There's a dirty little secret to technology conferences: Most of them suck to some degree. It's about time someone started thinking about how to make conference time more valuable and less stale, especially now that companies are cutting back on travel to shows.
I've been thinking about this quite a bit lately. We just announced the openSUSE Contributor's Conference for this fall, and I'm on the presentation committee for OpenSource World and LinuxCon this year. After seeing Danese Cooper's post about designing better conferences, I was finally moved to write about it. Cooper says:
Speaking personally, I'm much more interested in content and formats that are fresh. As we're reading these carefully worded abstracts, I keep thinking about how hard it is to even remember what my intention was when I get around to finally speaking 6 months after an abstract is accepted in traditional "Call For Papers" kinds of conferences...
Have to agree here: I've been submitting talks and judging talks for years now. It's a chicken and egg problem -- people plan their conference attendance far in advance, and choose based on the content at the conference.
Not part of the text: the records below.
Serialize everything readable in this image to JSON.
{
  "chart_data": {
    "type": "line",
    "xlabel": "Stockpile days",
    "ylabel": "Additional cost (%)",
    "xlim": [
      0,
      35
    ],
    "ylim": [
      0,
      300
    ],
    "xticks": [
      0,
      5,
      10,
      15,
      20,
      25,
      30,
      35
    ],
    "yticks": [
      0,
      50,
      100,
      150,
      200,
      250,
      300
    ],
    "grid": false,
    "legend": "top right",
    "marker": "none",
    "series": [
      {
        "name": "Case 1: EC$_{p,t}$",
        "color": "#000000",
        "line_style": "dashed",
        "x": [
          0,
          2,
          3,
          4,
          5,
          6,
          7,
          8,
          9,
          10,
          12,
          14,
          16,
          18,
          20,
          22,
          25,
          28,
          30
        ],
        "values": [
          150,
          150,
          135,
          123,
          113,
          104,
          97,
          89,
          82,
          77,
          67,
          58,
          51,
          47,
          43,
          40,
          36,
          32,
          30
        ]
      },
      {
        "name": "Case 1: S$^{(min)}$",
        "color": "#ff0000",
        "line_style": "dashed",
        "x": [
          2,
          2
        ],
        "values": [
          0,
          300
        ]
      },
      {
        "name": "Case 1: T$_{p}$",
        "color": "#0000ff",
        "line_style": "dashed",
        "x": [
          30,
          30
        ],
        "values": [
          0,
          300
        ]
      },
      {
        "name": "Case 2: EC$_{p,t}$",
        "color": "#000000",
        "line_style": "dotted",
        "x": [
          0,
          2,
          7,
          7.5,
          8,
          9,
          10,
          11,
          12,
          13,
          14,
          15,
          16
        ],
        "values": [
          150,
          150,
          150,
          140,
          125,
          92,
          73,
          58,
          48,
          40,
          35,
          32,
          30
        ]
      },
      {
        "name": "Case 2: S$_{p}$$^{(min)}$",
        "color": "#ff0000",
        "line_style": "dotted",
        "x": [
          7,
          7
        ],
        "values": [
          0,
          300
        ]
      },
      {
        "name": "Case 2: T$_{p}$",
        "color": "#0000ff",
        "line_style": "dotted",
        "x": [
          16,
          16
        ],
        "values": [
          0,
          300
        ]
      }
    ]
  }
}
This means choosing talks well in advance, but by the time the talks are given... they're usually a bit on the stale side.
And the traditional schedules packed with one talk after another, that may not be the best format for a lot of events, either.
So, what makes an ideal conference? There's no single-purpose format that works for everybody -- what works for the Open Source Business Conference attendees is going to have nearly zero value for the audience that attends FOSDEM.
Oddly enough, going pro doesn't mean a conference will be better. Perhaps I'm a bit biased, but I've found that community organized conferences like SCALE, Ohio LinuxFest, Linux.conf.au, and so forth tend to be much more enjoyable and useful for attendees. In part, that's because the shows are not organized with a profit motive in mind -- and thus, they don't cater as much to the sponsors. (Read: The speaking schedule is not "pay to play," so the keynotes, talks, and format are chosen to benefit the attendee rather than the sponsors.)
A couple of suggestions for organizers to make the most of a conference:
- The audience comes first. Paid keynotes don't give attendees value.
- Let speakers know what's expected, give them guidance and suggestions on good presentations. Subject matter experts don't always make good speakers.
- The "Barcamp" and "unconference" format works really well for "advanced" audiences. Bring Your Own Content is the format for the future.
- Panels can be fun, but no more than one panelist per 15 minutes of session time.
- Give the conference attendees a way to connect before, during, and after the event. Mailing lists, wikis, and other tools that let people reach out and connect and stay connected.
- Leave plenty of time for the "hallway track."
- For the love of all that's holy -- give attendees plenty of electrical outlets and a robust network.
- If you're starting a new conference, try to hold it somewhere other than San Francisco, OK? Done. To. Death.
I do hope that the Linux.conf.au, SCALE, LinuxFest NorthWest and/or Ohio LinuxFest organizers will sit down and write the "conference howto" for other organizers to follow. There's a lot that goes into a good conference, and having to relearn those lessons seems like a real waste of wisdom.